Perkins Eric J, Nair Ayyappan, Cowley Dale O, Van Dyke Terry, Chang Yung, Ramsden Dale A
Curriculum in Genetics and Molecular Biology, University of North Carolina at Chapel Hill, Chapel Hill, NC 27599, USA.
Genes Dev. 2002 Jan 15;16(2):159-64. doi: 10.1101/gad.956902.

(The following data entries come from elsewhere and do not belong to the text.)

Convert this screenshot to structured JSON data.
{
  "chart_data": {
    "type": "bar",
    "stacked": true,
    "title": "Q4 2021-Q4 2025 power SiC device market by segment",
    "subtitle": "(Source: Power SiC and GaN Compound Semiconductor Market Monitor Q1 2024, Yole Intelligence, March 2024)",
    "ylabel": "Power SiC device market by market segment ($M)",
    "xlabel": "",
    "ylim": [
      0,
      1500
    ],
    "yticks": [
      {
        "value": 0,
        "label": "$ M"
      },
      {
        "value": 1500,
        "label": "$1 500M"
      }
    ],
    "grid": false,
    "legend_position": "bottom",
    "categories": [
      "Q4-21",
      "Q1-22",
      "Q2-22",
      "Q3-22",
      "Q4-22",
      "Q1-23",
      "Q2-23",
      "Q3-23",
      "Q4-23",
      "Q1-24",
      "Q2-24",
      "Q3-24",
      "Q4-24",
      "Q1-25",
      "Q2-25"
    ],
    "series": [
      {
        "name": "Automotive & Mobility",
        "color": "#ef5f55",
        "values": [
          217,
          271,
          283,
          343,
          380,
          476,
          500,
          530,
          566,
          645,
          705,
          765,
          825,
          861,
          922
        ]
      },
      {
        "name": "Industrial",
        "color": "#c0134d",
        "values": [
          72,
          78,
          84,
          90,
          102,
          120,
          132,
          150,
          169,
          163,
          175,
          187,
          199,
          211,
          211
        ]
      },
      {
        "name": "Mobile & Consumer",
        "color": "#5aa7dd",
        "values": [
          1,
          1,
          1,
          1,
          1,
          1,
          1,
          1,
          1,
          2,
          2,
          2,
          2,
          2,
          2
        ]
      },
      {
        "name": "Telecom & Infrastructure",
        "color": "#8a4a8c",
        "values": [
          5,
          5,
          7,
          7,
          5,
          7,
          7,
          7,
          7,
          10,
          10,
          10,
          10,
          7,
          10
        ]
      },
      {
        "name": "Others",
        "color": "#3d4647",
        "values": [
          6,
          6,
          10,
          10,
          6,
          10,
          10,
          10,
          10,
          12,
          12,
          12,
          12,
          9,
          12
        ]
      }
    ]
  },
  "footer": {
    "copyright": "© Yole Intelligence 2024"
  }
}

Ataxia-telangiectasia mutated (ATM) is required for resistance to radiation-induced DNA breaks. Here we use chromatin immunoprecipitation to show that ATM also localizes to breaks associated with V(D)J recombination. ATM recruitment to the recombining locus correlates approximately with recruitment of the break-initiating factor RAG1 and precedes efficient break repair, consistent with localization of ATM to normal recombination intermediates. A product of ATM kinase activity, Ser 18-phosphorylated p53, was detected similarly at these breaks, arguing that ATM phosphorylates target proteins in situ. We suggest routine surveillance of intermediates in V(D)J recombination by ATM helps suppress potentially oncogenic translocations when repair fails.
共济失调毛细血管扩张症突变基因(ATM)对于抵抗辐射诱导的DNA断裂是必需的。在此我们利用染色质免疫沉淀法表明,ATM也定位于与V(D)J重组相关的断裂处。ATM募集到重组位点与断裂起始因子RAG1的募集大致相关,且先于有效的断裂修复,这与ATM定位于正常重组中间体一致。在这些断裂处同样检测到ATM激酶活性的产物——丝氨酸18磷酸化的p53,这表明ATM在原位磷酸化靶蛋白。我们认为,当修复失败时,ATM对V(D)J重组中间体进行常规监测有助于抑制潜在的致癌性易位。